I would like to use a pipeline including a TfidfVectorizer and a SVC. However, in between, I would like to concatenate some features extracted from non-textual data to the output of the TfidfVectorizer.

I have tried creating a custom class (approach based on this tutorial) to do this but this does not seem to work.

Here is what I have tried so far:

pipeline = Pipeline([
    ('tfidf', TfidfVectorizer()),
    ('transformer', CustomTransformer(one_hot_feats)),
    ('clf', MultinomialNB()),
])

parameters = {
    'tfidf__min_df': (5, 10, 15, 20, 25, 30),
    'tfidf__max_df': (0.8, 0.9, 1.0),
    'tfidf__ngram_range': ((1, 1), (1, 2)),
    'tfidf__norm': ('l1', 'l2'),
    'clf__alpha': np.linspace(0.1, 1.5, 15),
    'clf__fit_prior': [True, False],
}

grid_search = GridSearchCV(pipeline, parameters, cv=5, n_jobs=-1, verbose=1)
grid_search.fit(df["short description"], labels)

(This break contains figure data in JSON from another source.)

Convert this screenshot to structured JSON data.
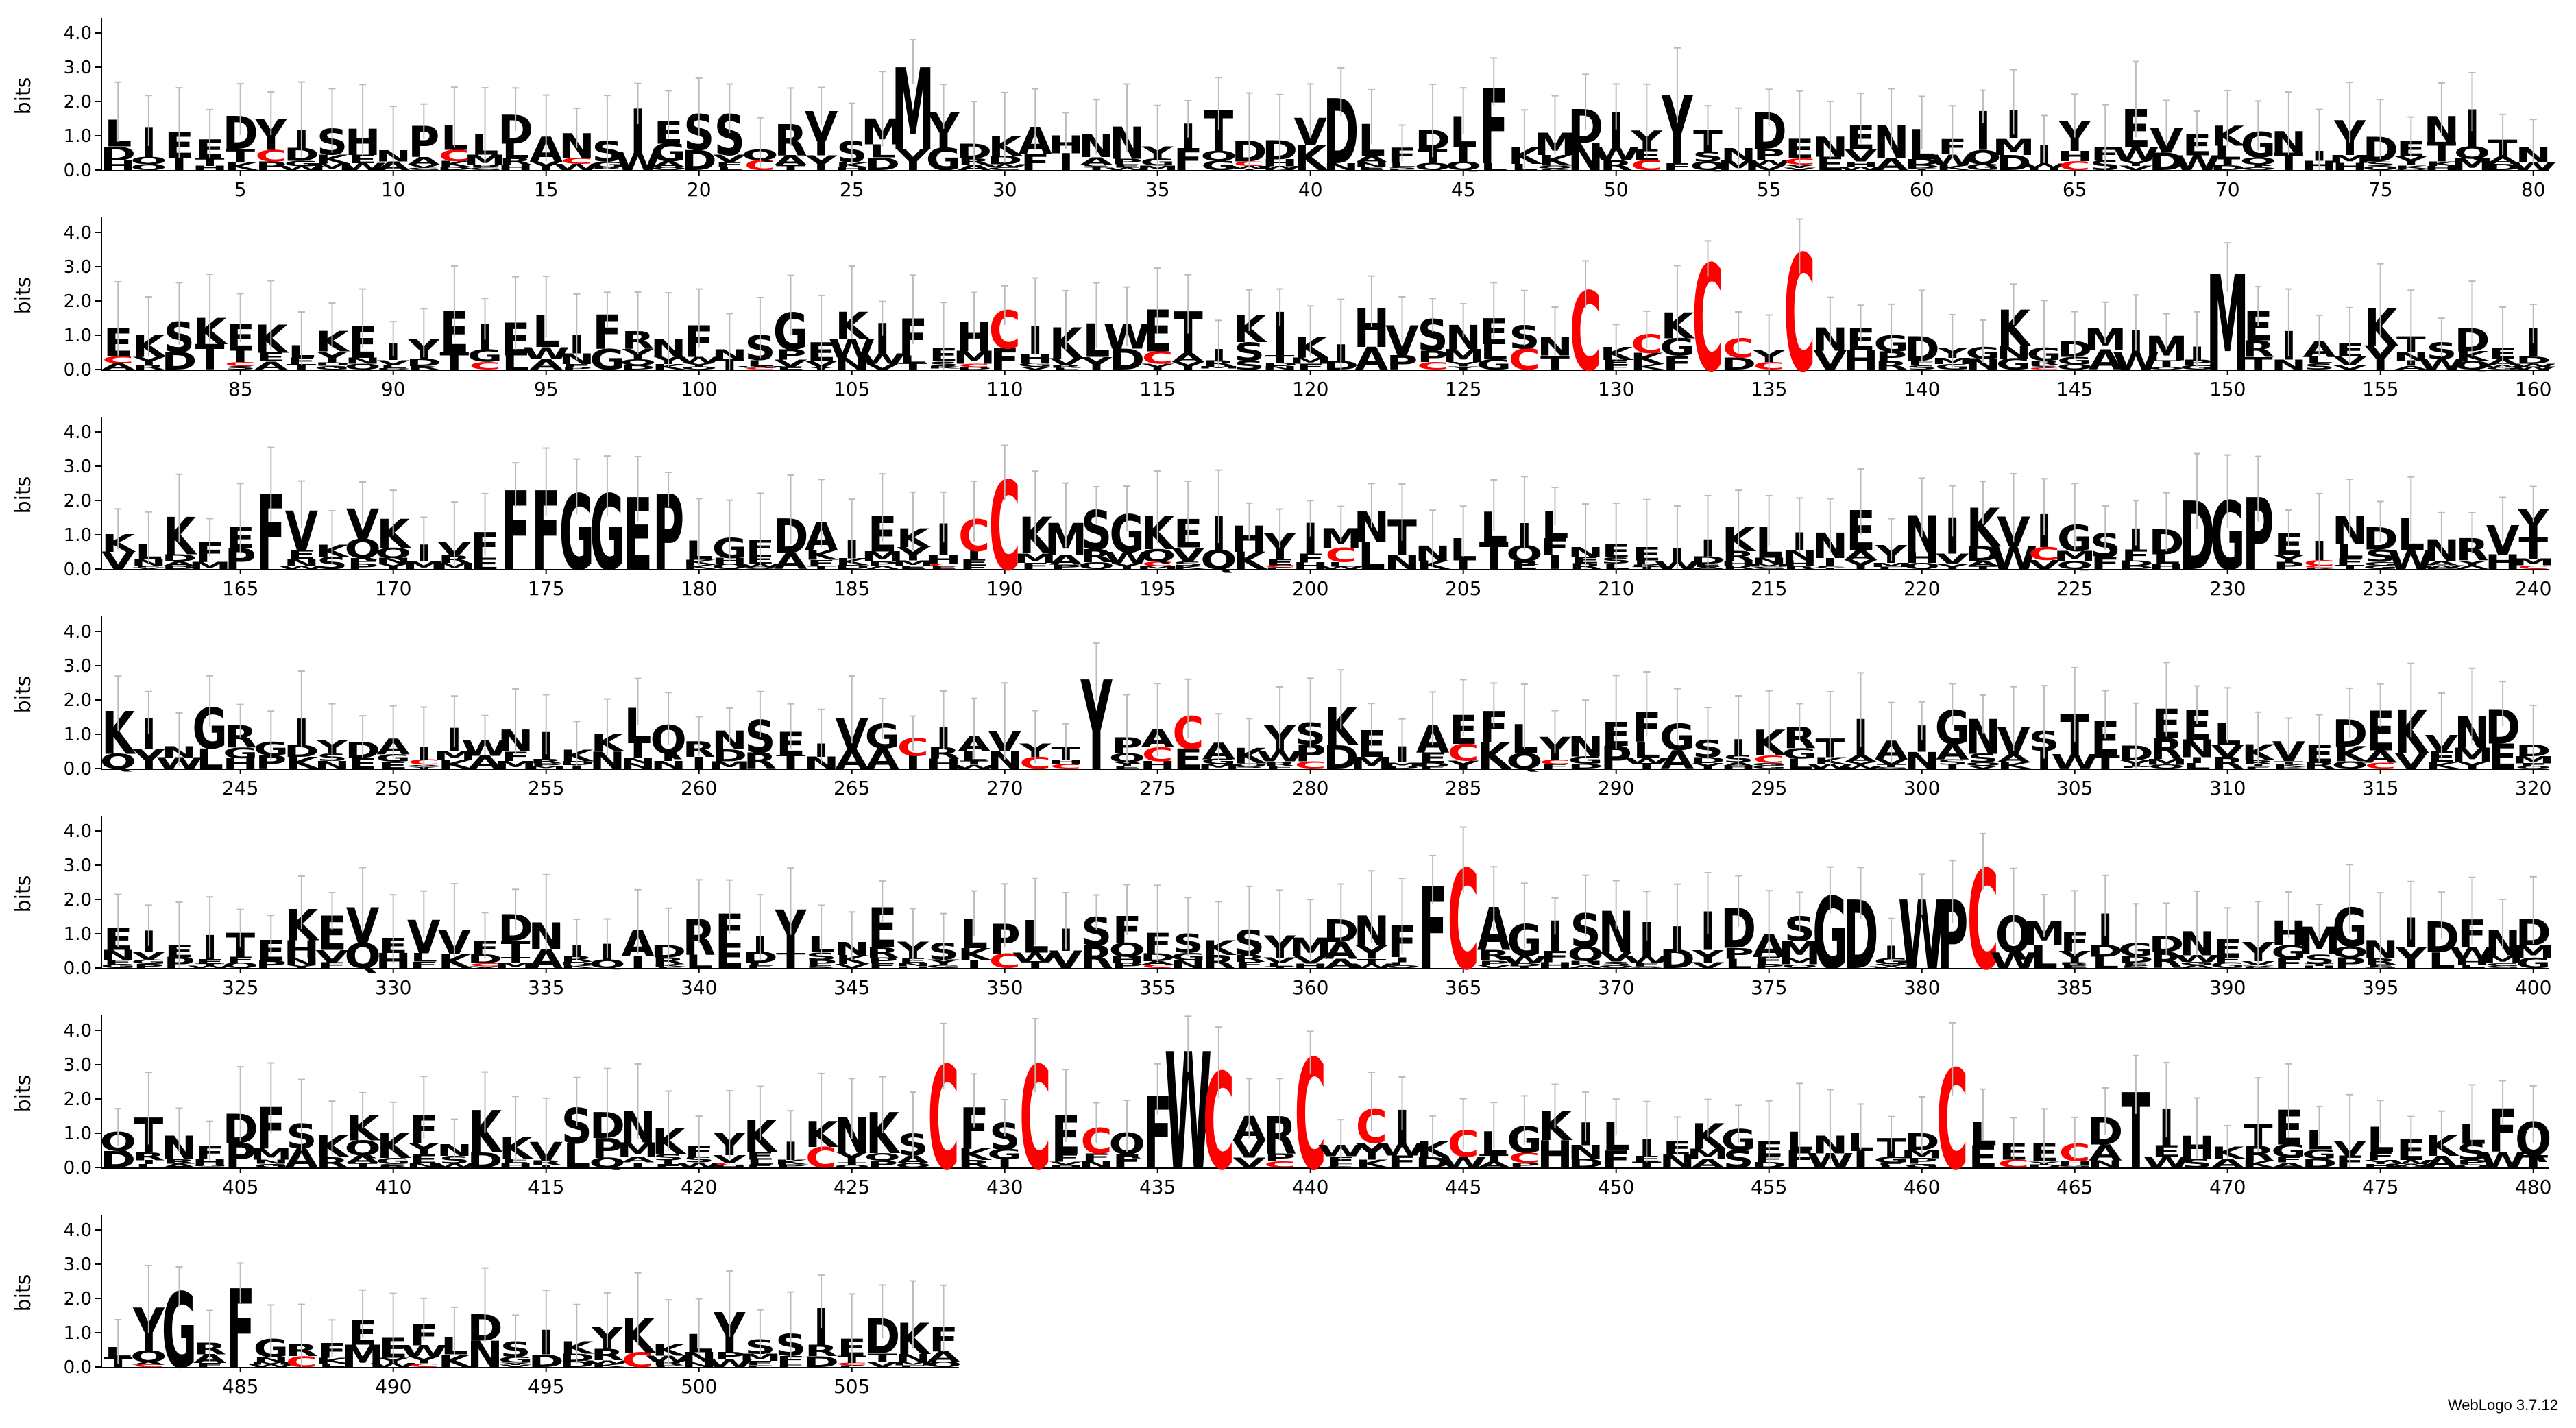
{
  "footer": "WebLogo 3.7.12",
  "chart_data": {
    "type": "sequence-logo",
    "ylabel": "bits",
    "ylim": [
      0,
      4.32
    ],
    "yticks": [
      "0.0",
      "1.0",
      "2.0",
      "3.0",
      "4.0"
    ],
    "positions_per_row": 80,
    "total_positions": 508,
    "xticks_every": 5,
    "colors": {
      "default": "#000000",
      "cysteine": "#ff0000",
      "errorbar": "#bbbbbb"
    },
    "consensus": "LIEEDYISHNPLLDANSIESSQRVSMYYDKAINNYITDDKKLFDLWKMDIYFTNDENENLFIIIYFEVEKGNIYDENITNEKSTEKLKEIYEIELIFRNFNSGEKIFEHCIKLDETIKIKIHVSNECNLKCKYCYANHGDYGKGDAIMIEEIAEKTSDEIKLKFPKVSVKIVFFGGEPLLGFDAIEKICEKMSGKEIHYIMNTNLTILNEEIIKLINEYNIKVIGSIDGPKEINDLNRVYKINGRGIYDAIIANIKKLQRNSEIVGCIAVYTKPACAKYSKEIAEFLYNEFGSIKRTIAIGNVITEDEELKVEDEKVNDDEIEITEKEVEVVFDNIIADRFIYLNEYSLPLISFFSKSYMDNFCIAGISNIIIDASGDIWPCQLFIGRNEYHMGNIDFNDDTNFDFSKKKFNKKVSDNKFYKIKNKSRFSFECQKCIARFWCIKCLGKILIEKGELNITDKEEECDKIHKTELVLEKLFQTYMRNGRFEEFLNSIKYKKLYSSIEDKFLEVI",
    "columns": [
      {
        "position": 27,
        "letters": [
          {
            "aa": "M",
            "bits": 2.4
          },
          {
            "aa": "Y",
            "bits": 0.6
          }
        ]
      },
      {
        "position": 41,
        "letters": [
          {
            "aa": "D",
            "bits": 1.9
          },
          {
            "aa": "N",
            "bits": 0.2
          }
        ]
      },
      {
        "position": 46,
        "letters": [
          {
            "aa": "F",
            "bits": 2.2
          },
          {
            "aa": "L",
            "bits": 0.2
          }
        ]
      },
      {
        "position": 52,
        "letters": [
          {
            "aa": "Y",
            "bits": 2.0
          },
          {
            "aa": "F",
            "bits": 0.2
          }
        ]
      },
      {
        "position": 129,
        "letters": [
          {
            "aa": "C",
            "bits": 2.3
          }
        ]
      },
      {
        "position": 133,
        "letters": [
          {
            "aa": "C",
            "bits": 3.1
          }
        ]
      },
      {
        "position": 136,
        "letters": [
          {
            "aa": "C",
            "bits": 3.4
          }
        ]
      },
      {
        "position": 150,
        "letters": [
          {
            "aa": "M",
            "bits": 2.8
          }
        ]
      },
      {
        "position": 166,
        "letters": [
          {
            "aa": "F",
            "bits": 2.2
          }
        ]
      },
      {
        "position": 174,
        "letters": [
          {
            "aa": "F",
            "bits": 2.3
          }
        ]
      },
      {
        "position": 175,
        "letters": [
          {
            "aa": "F",
            "bits": 2.3
          }
        ]
      },
      {
        "position": 176,
        "letters": [
          {
            "aa": "G",
            "bits": 2.2
          }
        ]
      },
      {
        "position": 177,
        "letters": [
          {
            "aa": "G",
            "bits": 2.2
          }
        ]
      },
      {
        "position": 178,
        "letters": [
          {
            "aa": "E",
            "bits": 2.1
          }
        ]
      },
      {
        "position": 179,
        "letters": [
          {
            "aa": "P",
            "bits": 2.2
          }
        ]
      },
      {
        "position": 190,
        "letters": [
          {
            "aa": "C",
            "bits": 2.6
          }
        ]
      },
      {
        "position": 229,
        "letters": [
          {
            "aa": "D",
            "bits": 2.0
          }
        ]
      },
      {
        "position": 230,
        "letters": [
          {
            "aa": "G",
            "bits": 2.0
          }
        ]
      },
      {
        "position": 231,
        "letters": [
          {
            "aa": "P",
            "bits": 2.1
          }
        ]
      },
      {
        "position": 273,
        "letters": [
          {
            "aa": "Y",
            "bits": 2.6
          }
        ]
      },
      {
        "position": 364,
        "letters": [
          {
            "aa": "F",
            "bits": 2.4
          }
        ]
      },
      {
        "position": 365,
        "letters": [
          {
            "aa": "C",
            "bits": 2.9
          }
        ]
      },
      {
        "position": 377,
        "letters": [
          {
            "aa": "G",
            "bits": 2.1
          }
        ]
      },
      {
        "position": 378,
        "letters": [
          {
            "aa": "D",
            "bits": 2.0
          }
        ]
      },
      {
        "position": 380,
        "letters": [
          {
            "aa": "W",
            "bits": 2.0
          }
        ]
      },
      {
        "position": 381,
        "letters": [
          {
            "aa": "P",
            "bits": 2.0
          }
        ]
      },
      {
        "position": 382,
        "letters": [
          {
            "aa": "C",
            "bits": 2.9
          }
        ]
      },
      {
        "position": 428,
        "letters": [
          {
            "aa": "C",
            "bits": 3.0
          }
        ]
      },
      {
        "position": 431,
        "letters": [
          {
            "aa": "C",
            "bits": 3.0
          }
        ]
      },
      {
        "position": 435,
        "letters": [
          {
            "aa": "F",
            "bits": 2.1
          }
        ]
      },
      {
        "position": 436,
        "letters": [
          {
            "aa": "W",
            "bits": 3.4
          }
        ]
      },
      {
        "position": 437,
        "letters": [
          {
            "aa": "C",
            "bits": 2.8
          }
        ]
      },
      {
        "position": 440,
        "letters": [
          {
            "aa": "C",
            "bits": 3.2
          }
        ]
      },
      {
        "position": 461,
        "letters": [
          {
            "aa": "C",
            "bits": 2.9
          }
        ]
      },
      {
        "position": 467,
        "letters": [
          {
            "aa": "T",
            "bits": 2.2
          }
        ]
      },
      {
        "position": 483,
        "letters": [
          {
            "aa": "G",
            "bits": 2.2
          }
        ]
      },
      {
        "position": 485,
        "letters": [
          {
            "aa": "F",
            "bits": 2.3
          }
        ]
      }
    ]
  }
}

Here is the CustomTransformer class

class CustomTransformer(TransformerMixin):
"""Class that concatenates the one hot encode category feature with the tfidf data."""

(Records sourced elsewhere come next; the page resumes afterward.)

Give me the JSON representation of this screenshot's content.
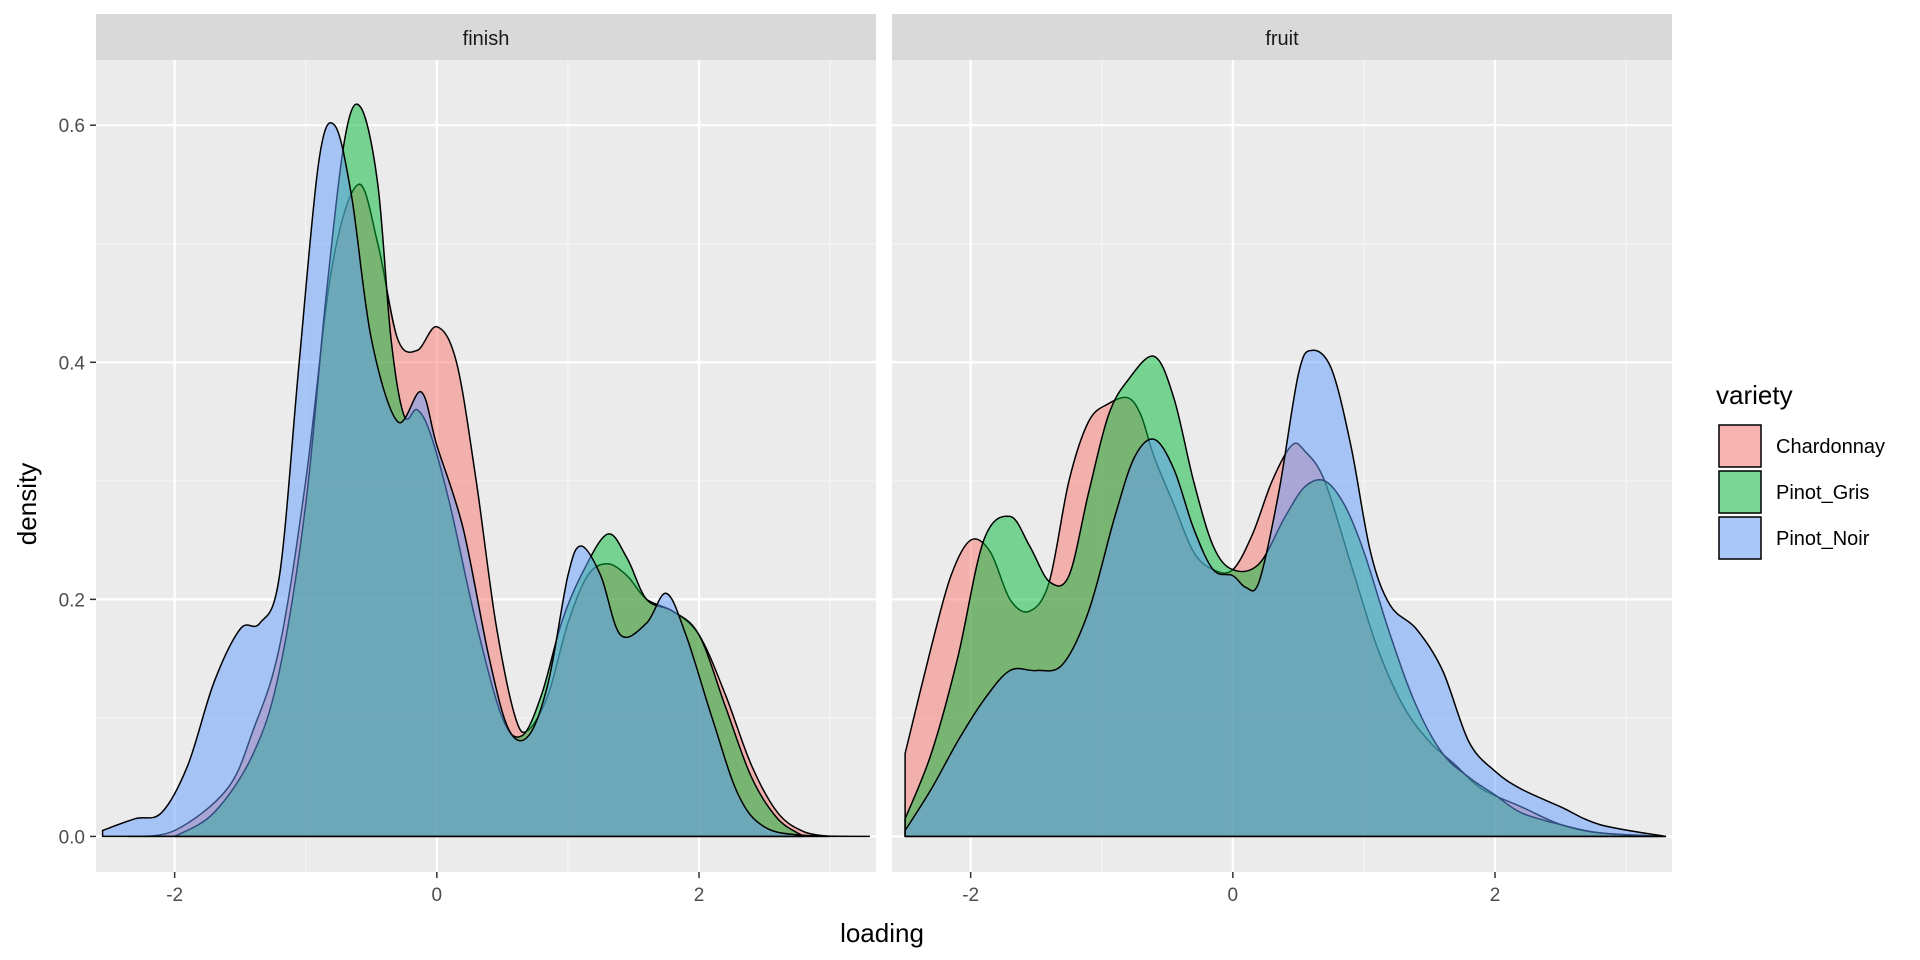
{
  "chart_data": {
    "type": "area",
    "xlabel": "loading",
    "ylabel": "density",
    "xlim": [
      -2.6,
      3.35
    ],
    "ylim": [
      -0.03,
      0.655
    ],
    "x_ticks": [
      -2,
      0,
      2
    ],
    "x_tick_labels": [
      "-2",
      "0",
      "2"
    ],
    "y_ticks": [
      0.0,
      0.2,
      0.4,
      0.6
    ],
    "y_tick_labels": [
      "0.0",
      "0.2",
      "0.4",
      "0.6"
    ],
    "grid": true,
    "legend": {
      "title": "variety",
      "placement": "right",
      "entries": [
        {
          "label": "Chardonnay",
          "color": "#F8766D"
        },
        {
          "label": "Pinot_Gris",
          "color": "#00BA38"
        },
        {
          "label": "Pinot_Noir",
          "color": "#619CFF"
        }
      ]
    },
    "facets": [
      {
        "label": "finish",
        "series": [
          {
            "name": "Chardonnay",
            "color": "#F8766D",
            "x": [
              -2.35,
              -2.0,
              -1.6,
              -1.4,
              -1.2,
              -1.0,
              -0.8,
              -0.6,
              -0.45,
              -0.3,
              -0.15,
              0.0,
              0.15,
              0.3,
              0.45,
              0.6,
              0.7,
              0.85,
              1.0,
              1.15,
              1.3,
              1.45,
              1.6,
              1.8,
              2.0,
              2.2,
              2.4,
              2.6,
              2.8,
              3.0
            ],
            "y": [
              0.0,
              0.005,
              0.04,
              0.09,
              0.16,
              0.3,
              0.48,
              0.55,
              0.5,
              0.42,
              0.41,
              0.43,
              0.4,
              0.3,
              0.18,
              0.1,
              0.09,
              0.12,
              0.18,
              0.22,
              0.23,
              0.22,
              0.2,
              0.19,
              0.17,
              0.12,
              0.06,
              0.02,
              0.004,
              0.0
            ]
          },
          {
            "name": "Pinot_Gris",
            "color": "#00BA38",
            "x": [
              -2.0,
              -1.7,
              -1.4,
              -1.2,
              -1.0,
              -0.85,
              -0.7,
              -0.58,
              -0.45,
              -0.35,
              -0.25,
              -0.15,
              -0.05,
              0.1,
              0.3,
              0.5,
              0.65,
              0.8,
              0.95,
              1.1,
              1.3,
              1.45,
              1.6,
              1.8,
              2.0,
              2.2,
              2.4,
              2.6,
              2.8
            ],
            "y": [
              0.0,
              0.02,
              0.07,
              0.14,
              0.28,
              0.45,
              0.59,
              0.615,
              0.55,
              0.42,
              0.355,
              0.36,
              0.34,
              0.28,
              0.18,
              0.1,
              0.085,
              0.12,
              0.18,
              0.22,
              0.255,
              0.235,
              0.2,
              0.19,
              0.17,
              0.11,
              0.05,
              0.015,
              0.0
            ]
          },
          {
            "name": "Pinot_Noir",
            "color": "#619CFF",
            "x": [
              -2.55,
              -2.3,
              -2.1,
              -1.9,
              -1.7,
              -1.5,
              -1.35,
              -1.2,
              -1.05,
              -0.9,
              -0.78,
              -0.65,
              -0.5,
              -0.3,
              -0.12,
              0.0,
              0.2,
              0.4,
              0.55,
              0.7,
              0.85,
              1.0,
              1.1,
              1.25,
              1.4,
              1.6,
              1.75,
              1.9,
              2.1,
              2.3,
              2.5,
              2.8,
              3.3
            ],
            "y": [
              0.005,
              0.015,
              0.02,
              0.06,
              0.13,
              0.175,
              0.18,
              0.22,
              0.4,
              0.57,
              0.6,
              0.54,
              0.42,
              0.35,
              0.375,
              0.33,
              0.26,
              0.15,
              0.09,
              0.085,
              0.13,
              0.22,
              0.245,
              0.22,
              0.17,
              0.18,
              0.205,
              0.17,
              0.1,
              0.035,
              0.008,
              0.001,
              0.0
            ]
          }
        ]
      },
      {
        "label": "fruit",
        "series": [
          {
            "name": "Chardonnay",
            "color": "#F8766D",
            "x": [
              -2.5,
              -2.3,
              -2.15,
              -2.0,
              -1.85,
              -1.7,
              -1.55,
              -1.4,
              -1.25,
              -1.1,
              -0.95,
              -0.8,
              -0.7,
              -0.6,
              -0.45,
              -0.3,
              -0.15,
              0.0,
              0.15,
              0.3,
              0.45,
              0.55,
              0.7,
              0.9,
              1.1,
              1.3,
              1.5,
              1.7,
              1.9,
              2.2,
              2.5,
              2.8,
              3.3
            ],
            "y": [
              0.07,
              0.16,
              0.22,
              0.25,
              0.24,
              0.2,
              0.19,
              0.215,
              0.3,
              0.35,
              0.365,
              0.37,
              0.355,
              0.32,
              0.28,
              0.24,
              0.225,
              0.225,
              0.255,
              0.3,
              0.33,
              0.325,
              0.3,
              0.23,
              0.16,
              0.11,
              0.08,
              0.06,
              0.04,
              0.025,
              0.01,
              0.003,
              0.0
            ]
          },
          {
            "name": "Pinot_Gris",
            "color": "#00BA38",
            "x": [
              -2.5,
              -2.3,
              -2.1,
              -1.9,
              -1.7,
              -1.55,
              -1.4,
              -1.25,
              -1.1,
              -0.95,
              -0.8,
              -0.6,
              -0.45,
              -0.3,
              -0.15,
              0.0,
              0.2,
              0.4,
              0.55,
              0.7,
              0.85,
              1.0,
              1.2,
              1.4,
              1.6,
              1.8,
              2.0,
              2.2,
              2.5,
              2.8,
              3.3
            ],
            "y": [
              0.015,
              0.07,
              0.15,
              0.25,
              0.27,
              0.245,
              0.215,
              0.22,
              0.29,
              0.355,
              0.385,
              0.405,
              0.37,
              0.3,
              0.245,
              0.225,
              0.23,
              0.27,
              0.295,
              0.3,
              0.28,
              0.24,
              0.17,
              0.11,
              0.07,
              0.05,
              0.035,
              0.02,
              0.01,
              0.003,
              0.0
            ]
          },
          {
            "name": "Pinot_Noir",
            "color": "#619CFF",
            "x": [
              -2.5,
              -2.3,
              -2.1,
              -1.9,
              -1.7,
              -1.5,
              -1.3,
              -1.1,
              -0.9,
              -0.75,
              -0.6,
              -0.45,
              -0.3,
              -0.15,
              0.0,
              0.1,
              0.2,
              0.35,
              0.5,
              0.6,
              0.75,
              0.9,
              1.05,
              1.2,
              1.4,
              1.6,
              1.8,
              2.0,
              2.2,
              2.5,
              2.8,
              3.3
            ],
            "y": [
              0.005,
              0.04,
              0.08,
              0.115,
              0.14,
              0.14,
              0.145,
              0.19,
              0.27,
              0.32,
              0.335,
              0.31,
              0.26,
              0.225,
              0.22,
              0.21,
              0.215,
              0.29,
              0.39,
              0.41,
              0.395,
              0.33,
              0.24,
              0.195,
              0.175,
              0.14,
              0.08,
              0.055,
              0.04,
              0.025,
              0.01,
              0.0
            ]
          }
        ]
      }
    ]
  }
}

def __init__(self, one_hot_features):
    """Initializes an instance of our custom transformer."""
    self.one_hot_features = one_hot_features

def fit(self, X, y=None, **kwargs):
    """Dummy fit function that does nothing particular."""

    return self

def transform(self, X, y=None, **kwargs):
    """Adds our external features"""
    return numpy.hstack((one_hot_feats, X))   

This approach works as long as X does not change dimensions inside the custom class (probably a limitation related to the TransformerMixin), however, in my case, I will have additional features appended to my data. Should my custom class inherit from a different base class or is there a different approach to solve this?

1

1 Answers

3
votes

You can combine multiple features using Sklearn's FeatureUnion, and transform specific columns using ColumnTransformer:

from docs:

FeatureUnion

Concatenates results of multiple transformer objects.

This estimator applies a list of transformer objects in parallel to the input data, then concatenates the results. This is useful to combine several feature extraction mechanisms into a single transformer.

ColumnTransformer

Applies transformers to columns of an array or pandas DataFrame.

This estimator allows different columns or column subsets of the input to be transformed separately and the features generated by each transformer will be concatenated to form a single feature space. This is useful for heterogeneous or columnar data, to combine several feature extraction mechanisms or transformations into a single transformer.

In your case you can do that using make_column_transformer

from sklearn.compose import make_column_transformer
pipeline = Pipeline([
    ('transformer',  make_column_transformer((TfidfVectorizer(), ['text_column']),
                                             (OneHotEncoder(), ['categorical_column']),)),
    ('clf', MultinomialNB()),
])

EDIT:

set remainder to 'passthrough' in make_column_transformer so all remaining columns that were not specified in transformers will be automatically passed through.